Publish or Perish #1: Electric Literature Leads Us Forward

By Shane Solar-Doherty

This is the first entry in a series that I’m dubbing Publish or Perish. Each Friday Here and there, I’ll reflect upon an update or two that’s shaking things up in publishing. This one’s about Electric Literature and the crucial steps they’re taking to usher literature forward into a new phase of publishing.

I remember the first time I learned about Electric Literature. It was the spring of 2009 and I was flipping through the pages of the newest issue of Poets & Writers. Then there was this ad: A young woman, decked out in a hospital gown and puffing on a fat cigar, holding onto an IV pole, glaring at me like I’d made a distasteful remark about pissing into a bedpan. The caption read, “Reading That’s Bad For You”. I remember thinking, holy shit, and then immediately jumping online and going to their website. I remember both the doubts that were raised and the excitement I felt that this was the beginning, that the shift was being embraced, and the embrace was carried out not by a veteran publication, but by a fresh lit mag that hadn’t even yet published its first issue. To me, it sounded promising. Somehow I was rest assured, by the punkass gaze that the woman in the hospital gown was giving me, that this was going to work.

On Monday, Andy Hunter, co-founder of Electric Literature, wrote an absolutely incredible article for Publishers Weekly about how Electric Literature has adopted a model that is supported by, rather than struggling against, the changes in publishing, and how other publishers, lit mags, and authors can follow their lead and embrace the new publishing era. Hunter says that Electric Literature is “taking on iBooks and Kindle in a bootstrap revolution we believe could grow into a takeover of digital publishing.” That’s an encouraging sign for the future of the distribution of quality literature. I’ve plucked some of my other favorite quotes out from the article to share with you.

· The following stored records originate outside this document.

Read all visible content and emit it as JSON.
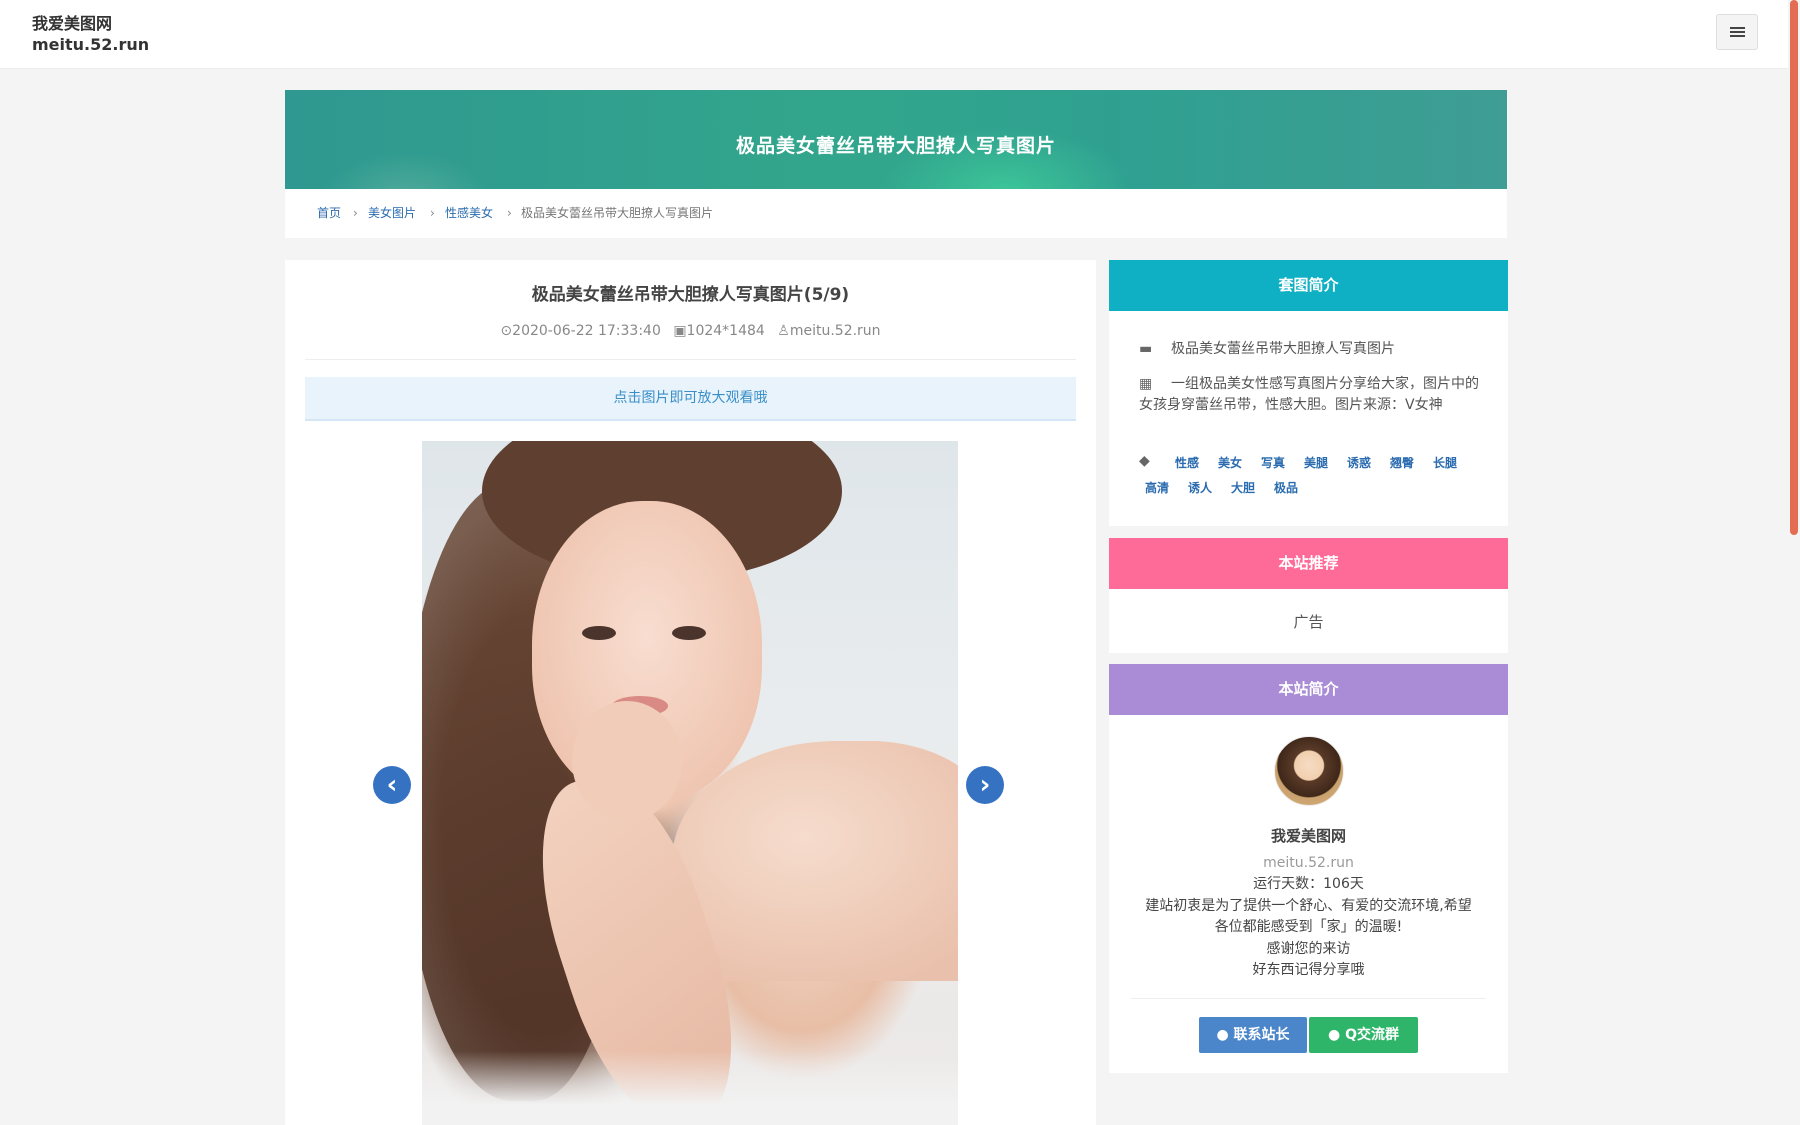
{
  "header": {
    "site_name": "我爱美图网",
    "site_domain": "meitu.52.run",
    "menu_icon": "list-icon"
  },
  "banner": {
    "title": "极品美女蕾丝吊带大胆撩人写真图片"
  },
  "breadcrumb": {
    "items": [
      "首页",
      "美女图片",
      "性感美女",
      "极品美女蕾丝吊带大胆撩人写真图片"
    ],
    "separator": "›"
  },
  "post": {
    "title": "极品美女蕾丝吊带大胆撩人写真图片(5/9)",
    "date": "2020-06-22 17:33:40",
    "size": "1024*1484",
    "author": "meitu.52.run",
    "notice": "点击图片即可放大观看哦",
    "prev_icon": "chevron-left-icon",
    "next_icon": "chevron-right-icon"
  },
  "sidebar": {
    "intro": {
      "heading": "套图简介",
      "color": "#0fb0c4",
      "name": "极品美女蕾丝吊带大胆撩人写真图片",
      "description": "一组极品美女性感写真图片分享给大家，图片中的女孩身穿蕾丝吊带，性感大胆。图片来源：V女神",
      "tags": [
        "性感",
        "美女",
        "写真",
        "美腿",
        "诱惑",
        "翘臀",
        "长腿",
        "高清",
        "诱人",
        "大胆",
        "极品"
      ]
    },
    "recommend": {
      "heading": "本站推荐",
      "color": "#ff6b99",
      "content": "广告"
    },
    "about": {
      "heading": "本站简介",
      "color": "#a98bd6",
      "name": "我爱美图网",
      "domain": "meitu.52.run",
      "days": "运行天数：106天",
      "line1": "建站初衷是为了提供一个舒心、有爱的交流环境,希望",
      "line2": "各位都能感受到「家」的温暖!",
      "line3": "感谢您的来访",
      "line4": "好东西记得分享哦",
      "btn_contact": "联系站长",
      "btn_contact_color": "#4a86c9",
      "btn_group": "Q交流群",
      "btn_group_color": "#2fb56a"
    }
  }
}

So far, some publishers have been reticent about pushing their content via smartphones, concerned that this practice will “cannibalize” hardcover sales. But we don’t believe these are the same customers. Our experience is that apps especially connect with younger readers. And by embracing apps, publishers can take an active role in defining consumer habits on these devices, and grow a nascent market that is surely crucial to our future.

If young people think of their iPhones as e-readers and not just as gaming or texting devices, literature will have a bright future.

In an environment where people are afraid of losing their jobs, the risk involved with experimentation is a strong disincentive. Yet without experimentation, traditional publishers will not successfully adapt to the digital age.

We think of every iPad and iPhone screen like a dorm-room wall, postered with items that define the owner’s interests and obsessions. At Electric Literature, we want to be on that wall because getting an app on a reader’s iPad is infinitely more valuable than getting a book on their shelf. A book on a shelf cannot tell your reader that the author has a new book coming out, or allow them to buy the author’s earlier work. It can’t send them a text message letting them know about a reading near their home. It can’t offer them free excerpts of new books, videos, photos, gossip, audio, and news. It can’t deliver, instantly, with the touch of a finger, any book in your catalogue. Our ElectricLit app does all those things.

Our experience suggests that publishers of the future must become trusted curators, hubs for communities, and more effective promoters.

Our experience suggests that publishers of the future must become trusted curators, hubs for communities, and more effective promoters.

Our experience suggests that the future of publishing is not about selling a person a book as much as it is forming a relationship.

What doesn’t really matter is how people choose to read. Literature is important; the choice of paper or plastic is not.

In an atmosphere of distraction, we may have to consciously make literature a priority.